Cameron
Cam dragged herself to shore before collapsing in the mud, sucking in deep breaths. The air on her tongue tasted sweeter than candy.
Her cough was a mix of a sob and a laugh. And when she heard her own voice, she laughed for real. She laughed and laughed until her side hurt.
Was she dead? No... everything hurt way too much. She was alive. She'd survived some strange interdimensional vacuum of space. Her body had imploded, her molecules rearranged and pieced back together.
She'd been resurrected.
"Jesus Christ," Cam croaked, and then laughed again at her own stupid joke. She jammed her palms into the mud and pushed herself until she was sitting, reached out to clean her hands off in the water, and froze.
The sediment from her swim was settling, the water clear, unlike the tarn.
Across from her, water dribbled down a rock wall into a pool so deep, she could only see a ring of mossy rocks that ended at an abyss. It reminded her of the cenotes she'd studied in Mexico during her PhD.
It sure as fuck wasn't Alpenglow.
She craned her neck around toward a misty forest so dense she could hardly see the sun.
Her head throbbed. Cam reached up and gingerly felt around the base of her skull, pulling away bloodstained fingers.

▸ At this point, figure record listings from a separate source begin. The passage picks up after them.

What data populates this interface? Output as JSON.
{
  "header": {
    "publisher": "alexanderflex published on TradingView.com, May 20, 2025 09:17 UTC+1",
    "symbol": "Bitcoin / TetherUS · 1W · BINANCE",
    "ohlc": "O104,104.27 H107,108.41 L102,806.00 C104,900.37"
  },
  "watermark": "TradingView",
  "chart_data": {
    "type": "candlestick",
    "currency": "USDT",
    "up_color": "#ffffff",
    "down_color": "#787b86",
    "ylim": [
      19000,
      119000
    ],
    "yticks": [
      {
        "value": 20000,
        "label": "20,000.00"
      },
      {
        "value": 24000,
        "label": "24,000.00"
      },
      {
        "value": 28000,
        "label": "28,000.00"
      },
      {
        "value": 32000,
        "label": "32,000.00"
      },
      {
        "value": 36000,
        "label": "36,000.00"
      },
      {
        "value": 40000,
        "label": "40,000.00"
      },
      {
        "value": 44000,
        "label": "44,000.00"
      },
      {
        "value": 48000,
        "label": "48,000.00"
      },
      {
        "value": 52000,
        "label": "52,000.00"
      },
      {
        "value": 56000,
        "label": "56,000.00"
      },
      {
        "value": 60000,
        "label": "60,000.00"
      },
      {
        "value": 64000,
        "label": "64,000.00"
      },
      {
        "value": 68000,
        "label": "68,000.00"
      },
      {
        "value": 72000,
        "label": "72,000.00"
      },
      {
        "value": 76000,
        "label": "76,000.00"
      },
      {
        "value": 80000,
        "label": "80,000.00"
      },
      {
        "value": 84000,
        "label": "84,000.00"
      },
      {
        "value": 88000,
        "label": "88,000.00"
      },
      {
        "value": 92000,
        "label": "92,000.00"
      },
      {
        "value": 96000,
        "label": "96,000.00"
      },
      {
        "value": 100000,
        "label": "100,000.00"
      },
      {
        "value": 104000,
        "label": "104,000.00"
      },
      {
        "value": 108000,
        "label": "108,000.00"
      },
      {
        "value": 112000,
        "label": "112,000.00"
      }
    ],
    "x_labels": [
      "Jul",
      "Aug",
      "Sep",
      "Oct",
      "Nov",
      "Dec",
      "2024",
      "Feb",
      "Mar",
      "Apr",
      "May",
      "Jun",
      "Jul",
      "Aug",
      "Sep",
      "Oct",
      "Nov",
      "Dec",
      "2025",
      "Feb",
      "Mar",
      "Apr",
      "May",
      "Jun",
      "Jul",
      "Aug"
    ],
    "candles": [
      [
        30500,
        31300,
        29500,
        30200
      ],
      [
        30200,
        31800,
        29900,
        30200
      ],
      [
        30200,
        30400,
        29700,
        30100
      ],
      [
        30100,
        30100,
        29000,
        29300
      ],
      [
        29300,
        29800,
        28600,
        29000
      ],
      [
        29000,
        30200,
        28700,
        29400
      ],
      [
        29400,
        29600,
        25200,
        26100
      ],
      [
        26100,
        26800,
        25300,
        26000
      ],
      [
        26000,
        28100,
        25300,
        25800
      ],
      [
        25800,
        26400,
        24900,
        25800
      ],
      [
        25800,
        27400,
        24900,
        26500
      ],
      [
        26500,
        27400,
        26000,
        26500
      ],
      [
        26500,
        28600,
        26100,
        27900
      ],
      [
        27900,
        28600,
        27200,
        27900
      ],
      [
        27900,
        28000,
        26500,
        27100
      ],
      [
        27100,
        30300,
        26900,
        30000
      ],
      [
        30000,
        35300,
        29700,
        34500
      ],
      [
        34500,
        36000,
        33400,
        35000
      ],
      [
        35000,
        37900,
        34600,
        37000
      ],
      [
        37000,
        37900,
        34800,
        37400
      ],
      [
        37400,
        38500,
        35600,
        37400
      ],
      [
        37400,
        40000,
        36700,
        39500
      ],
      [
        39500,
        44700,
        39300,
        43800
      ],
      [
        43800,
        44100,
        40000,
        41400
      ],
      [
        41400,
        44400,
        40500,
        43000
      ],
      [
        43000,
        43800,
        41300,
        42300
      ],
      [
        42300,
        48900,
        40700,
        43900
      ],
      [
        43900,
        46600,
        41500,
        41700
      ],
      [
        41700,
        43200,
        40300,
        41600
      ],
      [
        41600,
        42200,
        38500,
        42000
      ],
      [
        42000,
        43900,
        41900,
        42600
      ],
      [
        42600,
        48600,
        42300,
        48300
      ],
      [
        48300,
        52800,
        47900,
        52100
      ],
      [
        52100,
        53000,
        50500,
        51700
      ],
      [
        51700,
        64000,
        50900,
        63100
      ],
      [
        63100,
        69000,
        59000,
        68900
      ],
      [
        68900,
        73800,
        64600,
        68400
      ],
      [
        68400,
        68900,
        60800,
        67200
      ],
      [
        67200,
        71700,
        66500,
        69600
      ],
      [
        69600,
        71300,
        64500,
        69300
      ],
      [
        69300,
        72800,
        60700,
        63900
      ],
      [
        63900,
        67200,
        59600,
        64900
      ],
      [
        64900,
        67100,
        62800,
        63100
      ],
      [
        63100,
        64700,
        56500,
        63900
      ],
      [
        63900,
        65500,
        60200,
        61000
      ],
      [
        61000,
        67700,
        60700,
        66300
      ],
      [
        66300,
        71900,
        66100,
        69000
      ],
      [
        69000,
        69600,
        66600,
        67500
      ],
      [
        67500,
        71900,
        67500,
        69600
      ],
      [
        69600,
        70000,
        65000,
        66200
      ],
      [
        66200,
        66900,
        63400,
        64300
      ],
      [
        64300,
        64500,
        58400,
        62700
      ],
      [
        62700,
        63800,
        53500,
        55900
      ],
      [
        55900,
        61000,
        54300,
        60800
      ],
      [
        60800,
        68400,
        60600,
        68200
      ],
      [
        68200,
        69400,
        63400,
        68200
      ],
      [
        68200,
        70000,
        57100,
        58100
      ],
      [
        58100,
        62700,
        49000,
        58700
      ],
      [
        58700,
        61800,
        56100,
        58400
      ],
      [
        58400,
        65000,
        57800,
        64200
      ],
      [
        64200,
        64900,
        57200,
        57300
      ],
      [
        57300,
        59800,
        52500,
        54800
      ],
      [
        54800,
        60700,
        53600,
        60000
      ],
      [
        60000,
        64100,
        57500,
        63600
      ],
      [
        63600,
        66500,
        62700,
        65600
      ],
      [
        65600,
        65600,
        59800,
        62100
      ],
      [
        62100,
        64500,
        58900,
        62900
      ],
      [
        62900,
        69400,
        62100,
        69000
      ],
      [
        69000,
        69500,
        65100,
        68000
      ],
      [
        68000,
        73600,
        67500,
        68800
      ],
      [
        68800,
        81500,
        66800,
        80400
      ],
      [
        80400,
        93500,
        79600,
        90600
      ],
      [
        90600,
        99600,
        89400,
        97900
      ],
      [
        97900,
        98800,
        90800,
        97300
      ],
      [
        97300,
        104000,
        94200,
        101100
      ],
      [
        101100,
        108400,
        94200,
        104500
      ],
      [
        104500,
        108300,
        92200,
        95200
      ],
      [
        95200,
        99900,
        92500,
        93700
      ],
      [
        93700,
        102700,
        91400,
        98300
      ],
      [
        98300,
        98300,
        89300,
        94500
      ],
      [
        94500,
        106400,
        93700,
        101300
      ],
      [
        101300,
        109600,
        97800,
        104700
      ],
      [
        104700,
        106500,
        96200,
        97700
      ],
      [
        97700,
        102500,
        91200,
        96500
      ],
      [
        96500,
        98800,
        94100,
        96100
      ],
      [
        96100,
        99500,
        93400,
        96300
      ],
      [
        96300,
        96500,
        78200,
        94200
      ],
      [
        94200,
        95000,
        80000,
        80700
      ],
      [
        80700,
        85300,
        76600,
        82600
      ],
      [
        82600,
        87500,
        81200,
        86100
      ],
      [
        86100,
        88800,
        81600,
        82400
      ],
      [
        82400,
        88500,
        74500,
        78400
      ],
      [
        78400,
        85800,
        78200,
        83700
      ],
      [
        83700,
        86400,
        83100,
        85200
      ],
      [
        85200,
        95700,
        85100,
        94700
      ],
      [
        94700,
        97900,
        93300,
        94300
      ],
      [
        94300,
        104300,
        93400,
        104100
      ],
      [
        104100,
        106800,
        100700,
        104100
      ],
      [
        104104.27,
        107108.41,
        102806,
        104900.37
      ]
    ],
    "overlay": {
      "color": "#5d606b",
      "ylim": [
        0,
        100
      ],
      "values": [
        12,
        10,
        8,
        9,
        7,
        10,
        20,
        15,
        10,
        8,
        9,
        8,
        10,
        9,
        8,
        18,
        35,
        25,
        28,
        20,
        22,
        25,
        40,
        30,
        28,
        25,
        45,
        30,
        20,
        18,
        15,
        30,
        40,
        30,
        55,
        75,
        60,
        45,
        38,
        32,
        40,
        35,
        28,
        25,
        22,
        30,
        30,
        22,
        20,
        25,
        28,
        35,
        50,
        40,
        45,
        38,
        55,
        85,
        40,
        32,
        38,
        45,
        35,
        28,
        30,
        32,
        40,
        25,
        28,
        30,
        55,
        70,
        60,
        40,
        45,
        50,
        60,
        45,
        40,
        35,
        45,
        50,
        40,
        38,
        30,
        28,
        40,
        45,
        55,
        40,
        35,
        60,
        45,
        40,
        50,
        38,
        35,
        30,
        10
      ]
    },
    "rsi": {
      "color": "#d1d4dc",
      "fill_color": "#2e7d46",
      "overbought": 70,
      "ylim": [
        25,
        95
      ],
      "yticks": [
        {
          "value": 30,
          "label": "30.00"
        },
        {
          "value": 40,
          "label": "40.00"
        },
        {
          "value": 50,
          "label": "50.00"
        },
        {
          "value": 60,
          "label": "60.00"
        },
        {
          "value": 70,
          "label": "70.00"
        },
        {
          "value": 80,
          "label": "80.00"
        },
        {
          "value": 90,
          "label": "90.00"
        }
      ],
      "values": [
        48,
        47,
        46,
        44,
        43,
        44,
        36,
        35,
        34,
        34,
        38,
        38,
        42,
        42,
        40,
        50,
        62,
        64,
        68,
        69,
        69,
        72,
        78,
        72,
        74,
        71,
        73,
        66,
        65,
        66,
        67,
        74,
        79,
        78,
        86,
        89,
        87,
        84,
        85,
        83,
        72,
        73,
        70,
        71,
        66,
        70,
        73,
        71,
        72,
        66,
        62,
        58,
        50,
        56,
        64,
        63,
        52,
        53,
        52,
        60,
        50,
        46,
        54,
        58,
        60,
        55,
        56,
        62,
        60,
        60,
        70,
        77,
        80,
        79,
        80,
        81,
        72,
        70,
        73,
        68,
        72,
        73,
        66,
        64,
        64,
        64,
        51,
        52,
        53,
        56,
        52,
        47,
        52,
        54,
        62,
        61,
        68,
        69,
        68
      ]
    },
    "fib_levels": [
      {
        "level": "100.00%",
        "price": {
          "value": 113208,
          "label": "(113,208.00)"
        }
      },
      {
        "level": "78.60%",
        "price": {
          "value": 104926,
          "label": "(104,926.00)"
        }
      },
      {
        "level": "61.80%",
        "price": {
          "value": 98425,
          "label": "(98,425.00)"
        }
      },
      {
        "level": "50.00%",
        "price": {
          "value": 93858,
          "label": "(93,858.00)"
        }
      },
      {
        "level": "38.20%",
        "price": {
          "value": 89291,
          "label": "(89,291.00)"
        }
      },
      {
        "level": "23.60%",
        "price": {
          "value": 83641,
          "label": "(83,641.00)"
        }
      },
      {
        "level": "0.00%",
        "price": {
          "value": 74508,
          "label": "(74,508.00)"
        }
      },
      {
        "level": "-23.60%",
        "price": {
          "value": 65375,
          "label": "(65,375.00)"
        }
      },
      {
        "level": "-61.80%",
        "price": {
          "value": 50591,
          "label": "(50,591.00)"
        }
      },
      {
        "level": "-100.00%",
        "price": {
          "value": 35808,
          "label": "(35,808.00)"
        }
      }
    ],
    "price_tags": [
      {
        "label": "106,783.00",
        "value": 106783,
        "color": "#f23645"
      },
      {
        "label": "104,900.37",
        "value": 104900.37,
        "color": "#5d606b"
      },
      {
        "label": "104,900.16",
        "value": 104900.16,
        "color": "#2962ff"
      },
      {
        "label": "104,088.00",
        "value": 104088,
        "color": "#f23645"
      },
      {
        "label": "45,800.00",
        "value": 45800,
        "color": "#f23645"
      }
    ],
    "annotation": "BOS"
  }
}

She'd hit her head when she'd emerged—probably on one of those rocks. And before that, she'd had an out-of-body experience, trapped in a black nothingness for what felt like months. She remembered seeing two worlds, or at least interpreting two pinpricks of light as worlds.
And before that, she'd taken a swim in the tarn. How the hell had she come up with that brilliant idea?
And before that...
The radio. Isaac. The map on the wall—The Briardark.
"Oh," Cam whispered. "Oh, shit."
Cam stood with a groan. She shivered, her soaking t-shirt and hiking pants plastered to her body. She still had her shoes, though. At least there was that.
She limped around the perimeter of the pool, regaining her legs before assessing the rock wall. Hobbling over a few boulders, she finally found her way to the top.
On the high ground, she couldn't see much through the surrounding forest, only a mountain in the distance beyond the valley.
She'd seen some gorgeous peaks in her life. After she graduated, she'd spent a couple of weeks in Switzerland with an ex and witnessed the Matterhorn up close. Staring at this karling made her feel the same way as she did back then: euphoric.
This was the fourth peak—the mysterious mountain she'd seen right before she'd gotten lost and stumbled upon Avery's backpack. Here it stood freely, untethered to a range.
How long had bits of this world been entering hers? And the opposite...
Against her fingers, she could feel the phantom folds and creases from Avery's map. The Sharpie markings were real landmarks, this mountain before her the circled upside-down V.
Seven years ago, her SAR team had searched all of Deadswitch for the missing hikers without finding this separate plane of existence.
Janet's melancholy voice filled her.
Cam grew dizzy with the possibility and staggered. The possibility that the radio transmission wasn't a recording. That maybe the Deadswitch Five hadn't disappeared Without a Trace. They'd simply gone somewhere else.
And Avery... she'd left Cam a map.
She scrambled down the rock wall. As she reached the soft, moist soil of the forest, a scream echoed from the woods to the right.
Cam's heart seized. She knew that voice.